Having justified the round-up, Rajapakse abused the critics, accusing Britain and the UN in particular of “bullying Sri Lanka over human rights”. He defiantly declared: “Britain, or Western countries, the EU countries, they can do whatever. We don’t depend on them. They think that [from them] we get aid. No, they are not giving anything... We won’t get isolated. We have all the SAARC [South Asian Association for Regional Co-operation] countries, the Asian countries.”

For all this posturing of standing up to the major powers, the Sri Lankan government has been completely dependent on the tacit support, particularly of the US, as it has plunged the country back to civil war. In return for his backing of the Bush administration’s bogus “war on terror,” the US, Britain, the EU and the UN have remained virtually silent since President Rajapakse ordered the military onto the offensive last July in open breach of the 2002 ceasefire agreement. If muted criticisms are now being made, it is only because Sri Lanka’s human rights abuses are so open and flagrant.

The continued silence of all the SAARC countries on the Sri Lankan military’s repression is no surprise. Pakistan and Bangladesh are governed by military dictatorships in all but name, which do not hesitate to resort to the same ruthless methods against opposition in their own countries. As for India, for all its democratic pretensions, it has its own “anti-terror” legislation, which it has used to brutally suppress separatist movements in Kashmir and other parts of the country. Any limited Indian criticisms of the Sri Lankan war are made with an eye to the outrage being generated among Tamils in southern India.

Rajapakse absurdly branded the UN as an LTTE propaganda tool for tentatively raising the issue of human rights violations by the Colombo government. The UN, he claimed, had been “infiltrated” by the LTTE. “The UN organisation has taken lot of locals into the organisation. For 30 years or so the LTTE planned this, they infiltrated the UN,” Rajapakse said. He produced no list of the “UN infiltrators” or any other evidence to justify his extraordinary allegations.
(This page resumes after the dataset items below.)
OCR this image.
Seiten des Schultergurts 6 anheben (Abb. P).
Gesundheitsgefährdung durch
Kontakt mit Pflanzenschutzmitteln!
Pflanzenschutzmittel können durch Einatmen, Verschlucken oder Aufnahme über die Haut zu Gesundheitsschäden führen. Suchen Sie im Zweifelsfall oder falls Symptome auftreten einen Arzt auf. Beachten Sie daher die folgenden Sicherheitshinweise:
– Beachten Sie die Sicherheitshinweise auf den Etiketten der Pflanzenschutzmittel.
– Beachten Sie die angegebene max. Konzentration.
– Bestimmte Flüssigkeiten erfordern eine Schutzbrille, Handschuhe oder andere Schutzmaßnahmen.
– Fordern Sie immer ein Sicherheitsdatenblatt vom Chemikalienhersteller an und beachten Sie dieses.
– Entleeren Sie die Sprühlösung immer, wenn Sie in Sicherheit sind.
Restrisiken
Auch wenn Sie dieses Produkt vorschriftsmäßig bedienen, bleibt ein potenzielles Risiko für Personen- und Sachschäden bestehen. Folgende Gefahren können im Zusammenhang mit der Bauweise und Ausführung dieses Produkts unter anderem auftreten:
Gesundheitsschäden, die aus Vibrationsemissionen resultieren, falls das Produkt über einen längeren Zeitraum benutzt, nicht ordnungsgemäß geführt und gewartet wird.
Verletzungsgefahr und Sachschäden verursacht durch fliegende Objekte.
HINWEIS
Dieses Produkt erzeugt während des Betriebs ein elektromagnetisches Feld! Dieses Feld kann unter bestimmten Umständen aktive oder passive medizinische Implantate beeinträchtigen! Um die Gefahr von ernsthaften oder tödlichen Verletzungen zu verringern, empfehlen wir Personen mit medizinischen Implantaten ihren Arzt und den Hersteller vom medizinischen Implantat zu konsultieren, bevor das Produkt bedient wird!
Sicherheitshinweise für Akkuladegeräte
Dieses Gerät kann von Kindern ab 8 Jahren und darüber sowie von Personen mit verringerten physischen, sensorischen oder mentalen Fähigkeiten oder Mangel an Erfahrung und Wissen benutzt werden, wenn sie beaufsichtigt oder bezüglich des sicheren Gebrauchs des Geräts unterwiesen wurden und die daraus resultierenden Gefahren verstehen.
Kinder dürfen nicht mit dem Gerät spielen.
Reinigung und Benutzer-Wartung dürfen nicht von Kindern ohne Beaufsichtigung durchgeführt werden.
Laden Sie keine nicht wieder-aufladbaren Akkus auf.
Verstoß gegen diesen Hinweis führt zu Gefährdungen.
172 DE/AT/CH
Rajapakse’s most revealing and disturbing comments came when he sought to justify the criminal activities of the Sri Lankan military by referring to the crimes of the Bush administration. Complaining about “double standards,” he declared: “All the militaries do covert operations. When the US does operations they say covert operations. When something is [done] in Sri Lanka they call it abductions. This is playing with words... What I am saying is, if there is a terrorist group, why can’t you do anything? I am talking about terrorists. Anything is fair,” he said.

In an attempt to put the cat back into the bag, Rajapakse immediately declared that he was “fully against abductions”. But the implication is obvious: all militaries, including the Sri Lankan military, are engaged in “covert operations”. If the US military and CIA can seize, detain, torture and kill people with impunity, then why the criticism when the Sri Lankan security forces do the same! Rajapakse is all but admitting that the government and the military are directly responsible for the death squads that have carried out hundreds of “disappearances” and murders over the past 18 months.

There should indeed be no double standards. Like Bush and his cronies in the White House, Rajapakse, his brother the president, government ministers and military top brass are directing a criminal war of aggression and should be tried for war crimes.

Significantly Defence Secretary Rajapakse’s interview with the BBC provoked no criticism from President Rajapakse, Prime Minister Wickremanayake or other ministers, making clear that the government’s apology for the expulsion of hundreds of Tamils from Colombo was simply window dressing. The reactionary war and the accompanying campaign of repression against the Tamil minority and all opposition to the government’s policies will continue unabated.